Corporate Press Release

Press Release

Suisse Releases 7th Annual Hedge Fund Investor Survey

Credit Suisse today releases its seventh annual Hedge Fund Investor Survey, entitled “On the Path to Broader Horizons”, in which responses from 378 institutional investors, representing $1.13 trillion of hedge fund investments, were analyzed on a number of topics including: Key Industry Trends and Forecasts, Growth and return prospects for the industry and Strategy preference and allocations plans

Robert Leonard, Managing Director and Global Head of Capital Services at Credit Suisse commented:

“Institutional investors appear more optimistic regarding their plans to allocate to hedge funds than they were this time last year, primarily because of their ability to generate uncorrelated returns and lower volatility in a broader investment portfolio.“ 

“The survey also provides valuable insight as to where investors are seeing opportunities in the coming year.  As market volatility re-emerges, investors have once again begun to look at strategies such as Global Macro and CTA’s as well as Energy/Commodities.  These are in addition to other previously favored strategies, such as Event-Driven and Equity Long/Short.“   

The survey, produced by Credit Suisse’s Hedge Fund Capital Services Group, is one of the most comprehensive in the industry —focused on pension funds, endowments, foundations, consultants, family offices and funds of hedge funds—and with respondents diversified across all regions.

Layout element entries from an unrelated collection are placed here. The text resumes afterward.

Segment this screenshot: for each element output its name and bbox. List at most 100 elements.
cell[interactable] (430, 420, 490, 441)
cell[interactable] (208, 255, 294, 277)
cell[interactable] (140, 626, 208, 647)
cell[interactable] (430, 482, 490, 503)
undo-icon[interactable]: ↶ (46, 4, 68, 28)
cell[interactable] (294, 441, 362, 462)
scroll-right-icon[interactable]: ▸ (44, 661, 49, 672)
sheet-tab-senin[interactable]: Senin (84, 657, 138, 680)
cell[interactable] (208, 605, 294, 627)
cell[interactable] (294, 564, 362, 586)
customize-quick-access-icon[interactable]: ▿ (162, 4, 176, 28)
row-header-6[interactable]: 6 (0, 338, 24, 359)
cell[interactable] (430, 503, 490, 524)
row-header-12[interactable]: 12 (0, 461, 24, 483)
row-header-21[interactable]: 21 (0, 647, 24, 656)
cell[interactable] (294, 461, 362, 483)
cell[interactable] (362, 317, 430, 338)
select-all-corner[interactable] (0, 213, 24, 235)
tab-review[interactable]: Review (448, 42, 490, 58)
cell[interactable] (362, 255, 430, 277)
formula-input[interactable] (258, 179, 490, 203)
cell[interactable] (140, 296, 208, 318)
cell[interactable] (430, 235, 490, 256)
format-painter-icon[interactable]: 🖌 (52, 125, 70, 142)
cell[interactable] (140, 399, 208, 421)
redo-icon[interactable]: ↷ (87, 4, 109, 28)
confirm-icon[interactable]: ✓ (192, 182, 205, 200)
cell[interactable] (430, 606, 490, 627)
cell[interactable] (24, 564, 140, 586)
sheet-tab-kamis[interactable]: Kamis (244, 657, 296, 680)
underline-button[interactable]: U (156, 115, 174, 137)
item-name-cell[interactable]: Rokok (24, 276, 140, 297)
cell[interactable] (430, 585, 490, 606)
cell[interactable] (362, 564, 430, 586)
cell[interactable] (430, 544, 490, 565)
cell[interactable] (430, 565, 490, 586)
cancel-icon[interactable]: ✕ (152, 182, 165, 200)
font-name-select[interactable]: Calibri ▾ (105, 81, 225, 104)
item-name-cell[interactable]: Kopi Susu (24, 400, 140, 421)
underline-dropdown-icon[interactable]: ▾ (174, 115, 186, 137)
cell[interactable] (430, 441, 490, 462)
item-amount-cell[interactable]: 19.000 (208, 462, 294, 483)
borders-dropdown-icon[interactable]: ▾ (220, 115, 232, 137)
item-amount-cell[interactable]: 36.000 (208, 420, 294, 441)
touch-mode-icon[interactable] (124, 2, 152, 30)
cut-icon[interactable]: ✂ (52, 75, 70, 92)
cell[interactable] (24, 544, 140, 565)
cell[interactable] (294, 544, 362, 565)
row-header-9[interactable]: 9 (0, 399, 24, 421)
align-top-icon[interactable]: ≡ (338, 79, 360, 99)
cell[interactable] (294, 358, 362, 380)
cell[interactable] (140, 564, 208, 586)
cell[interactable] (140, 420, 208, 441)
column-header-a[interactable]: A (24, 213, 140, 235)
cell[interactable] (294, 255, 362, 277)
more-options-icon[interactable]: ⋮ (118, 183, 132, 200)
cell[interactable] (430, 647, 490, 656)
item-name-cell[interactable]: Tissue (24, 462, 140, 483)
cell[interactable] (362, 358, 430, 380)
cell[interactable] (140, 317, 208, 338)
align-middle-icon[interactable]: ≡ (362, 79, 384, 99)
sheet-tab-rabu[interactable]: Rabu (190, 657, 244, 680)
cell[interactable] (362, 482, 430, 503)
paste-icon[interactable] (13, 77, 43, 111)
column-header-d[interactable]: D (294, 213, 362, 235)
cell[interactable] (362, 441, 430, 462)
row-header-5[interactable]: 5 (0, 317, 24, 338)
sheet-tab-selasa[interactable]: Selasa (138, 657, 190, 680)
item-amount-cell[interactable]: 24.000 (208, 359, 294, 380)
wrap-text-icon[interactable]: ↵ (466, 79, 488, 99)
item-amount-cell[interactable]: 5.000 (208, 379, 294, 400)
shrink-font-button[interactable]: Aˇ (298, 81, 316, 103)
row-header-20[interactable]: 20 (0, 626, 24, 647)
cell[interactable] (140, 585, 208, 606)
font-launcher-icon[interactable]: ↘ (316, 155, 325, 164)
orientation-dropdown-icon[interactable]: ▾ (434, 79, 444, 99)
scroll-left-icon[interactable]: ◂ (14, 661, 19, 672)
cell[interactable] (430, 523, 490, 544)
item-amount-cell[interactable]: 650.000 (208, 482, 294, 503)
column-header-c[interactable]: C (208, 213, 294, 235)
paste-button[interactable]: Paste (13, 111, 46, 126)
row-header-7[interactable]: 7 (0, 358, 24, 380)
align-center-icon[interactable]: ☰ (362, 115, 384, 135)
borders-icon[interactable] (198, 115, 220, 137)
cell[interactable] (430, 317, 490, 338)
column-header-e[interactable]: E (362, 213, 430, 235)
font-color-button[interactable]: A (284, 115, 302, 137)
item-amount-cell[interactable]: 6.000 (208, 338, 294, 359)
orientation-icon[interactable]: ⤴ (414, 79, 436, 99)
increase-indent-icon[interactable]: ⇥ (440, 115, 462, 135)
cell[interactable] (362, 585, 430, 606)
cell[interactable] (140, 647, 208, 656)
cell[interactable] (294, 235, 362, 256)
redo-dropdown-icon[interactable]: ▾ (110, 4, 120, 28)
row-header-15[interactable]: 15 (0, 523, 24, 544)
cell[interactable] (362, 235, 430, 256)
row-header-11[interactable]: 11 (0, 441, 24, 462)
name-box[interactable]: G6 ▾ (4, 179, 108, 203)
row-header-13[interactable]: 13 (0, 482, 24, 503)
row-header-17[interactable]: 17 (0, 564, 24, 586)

Key highlights from the 2015 Credit Suisse Annual Hedge Fund Investor Survey:

  • Overall sentiment for industry growth was quite positive, with investors forecasting a 14.4% increase in hedge fund industry AuM during 2015.  This is an increase over last year’s forecast, which investors estimated at 12.0%.  If accurate, this forecast growth would push industry assets over $3 trillion for the first time in its history.  
  • Global Macro was ranked to be the most in demand strategy for 2015, with 32% net demand.  This follows several years of relative underperformance compared to some other strategies.  Investors appear to be considering a range of macro related factors, such as central bank divergence, Greek debt issues and regional growth uncertainties. 
  • Other strategies favored for potential allocations in 2015 were Event–Driven (#2) with 26% net demand (despite a significant decrease from last year when it was ranked #1) and CTA/Managed Futures (#3) funds with 24% net demand (which ranked last in the 2014  survey). 
  • Additionally, Commodities and Natural Resources-related funds saw a significant bounce in interest from last year, as investors evaluate the opportunities being generated from the current dislocations taking place in world energy markets.    
  • When asked about key factors for selecting hedge funds, investors overwhelmingly referenced net returns, followed by low correlations and reduced volatility as the most important data points in their evaluation process.  Surprisingly, almost 70% of respondents chose not to include fees as one of the top three factors in selecting a new fund.  This may indicate that institutions are reasonably comfortable with current industry fee structures.
  • In terms of regional preferences, Developed Europe (29% net demand) saw a decrease in interest levels from last year, however overall appetite remains strong.  Close behind were Global strategies and Asia Pacific (at 28% net demand each).  North America was also rated highly as a region for focus, with 22% in net demand. 
  • Over half (53%) of investors said that they were most likely to allocate to those funds with AuM of $250 million to $1 billion this year.  This appears to be an effort by investors to invest with funds that are not yet capacity constrained and may also have the flexibility to take advantage of smaller market opportunities.
  • Investor appetite for UCITS remains strong, with 30% of investors either increasing or maintaining allocations to the space.  Growth in demand continues to come from retail intermediaries in EMEA region.